Le label Constellation, malgré sa relative confidentialité en France, gratifie le public français un tant soit peu curieux d’une vision personnelle et toujours intéressante du rock actuel. Prenant directement leur source dans le krautrock des 70’s (en VF, le rock-choucroute de Can ou de This Heat) et dans un certain rock décalé (Magma, Soft Machine, Henry Cow, Heldon), les opus de ce label se retrouvent tous dans une unité stylistique et spirituelle plus qu’intéressante. On avait apprécié le son old-school de Do Make Say Think, pleuré toutes nos larmes de midinettes sur les chansonnettes « wyattiennes » de Sofa, et totalement craqué sur l’incandescence totalement post-rock progressif des Canadiens de God Speed You Black Emperor. Là, pas de doute, le nouvel album de Thierry, Efrym et Sophie (deux d’entre eux font partie de GSYBE) fait converger nos avis.

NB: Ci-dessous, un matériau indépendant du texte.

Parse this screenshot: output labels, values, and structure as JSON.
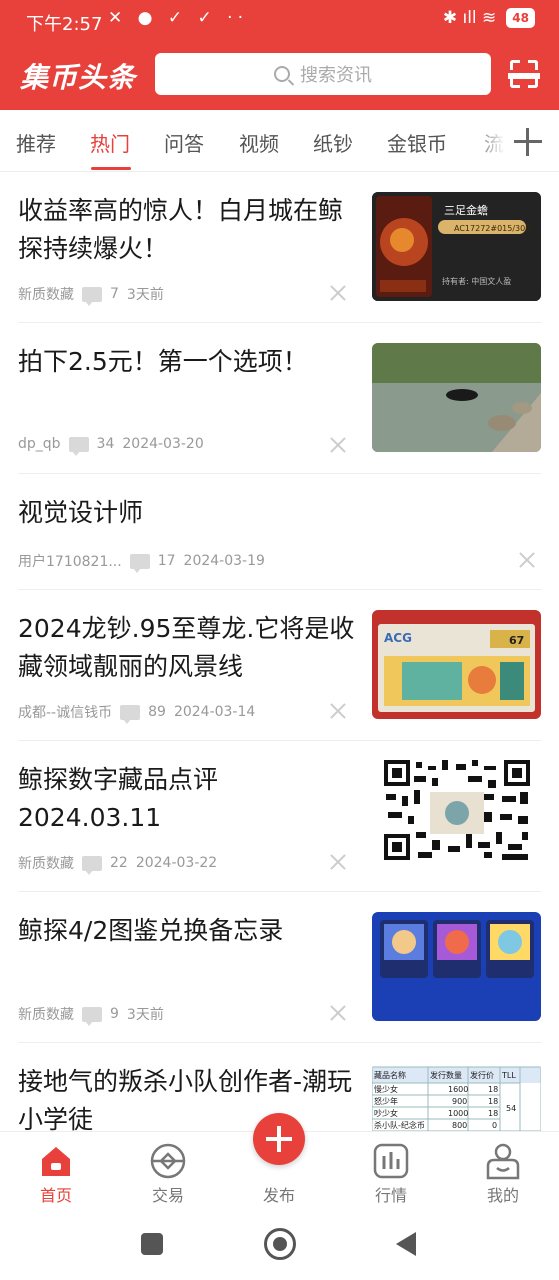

En quelques mots, cet album réussit à condenser tout ce que la musique rock doit actualiser en ces périodes fastes de revival mainstream. Premier précepte du dogme : rester intègre dans sa démarche. Second mouvement : ne jamais oublier la mélodie. Troisième acte : privilégier la création du climatique. Et les leçons peuvent continuer en autant de préceptes que nécessaire. Avec sa musique chatoyante, à la production hyper-sobre, aux vocaux sensuels et à l’instrumentation discrètement flamboyante, le lien entre les ritournelles d’un Robert Wyatt en pleine euphorie et les poussées orgasmiques de montées tout en douceur des expérimentations très seventies est fait. Sans pour autant tomber dans une vision arriérée d’une musique qui n’a jamais cessé d’évoluer, les trois musiciens canadiens utilisent l’épure des moyens et des effets comme rampe de lancement de leur musique. Une démarche décalée peut-être, mais qui pourtant a su se trouver un public dans le monde en pleine effervescence d’un rock underground se révélant au grand public. Avec ses mélodies jamais simplistes, sa joliesse toute naturelle et une certaine touche d’exception, la musique de He has left us alone crée une osmose inattendue entre les ondes détournées d’une radio marginale, les cordes d’un violoncelle, des notes égrenées à la Satie et une voix empreinte d’une bouleversante humanité.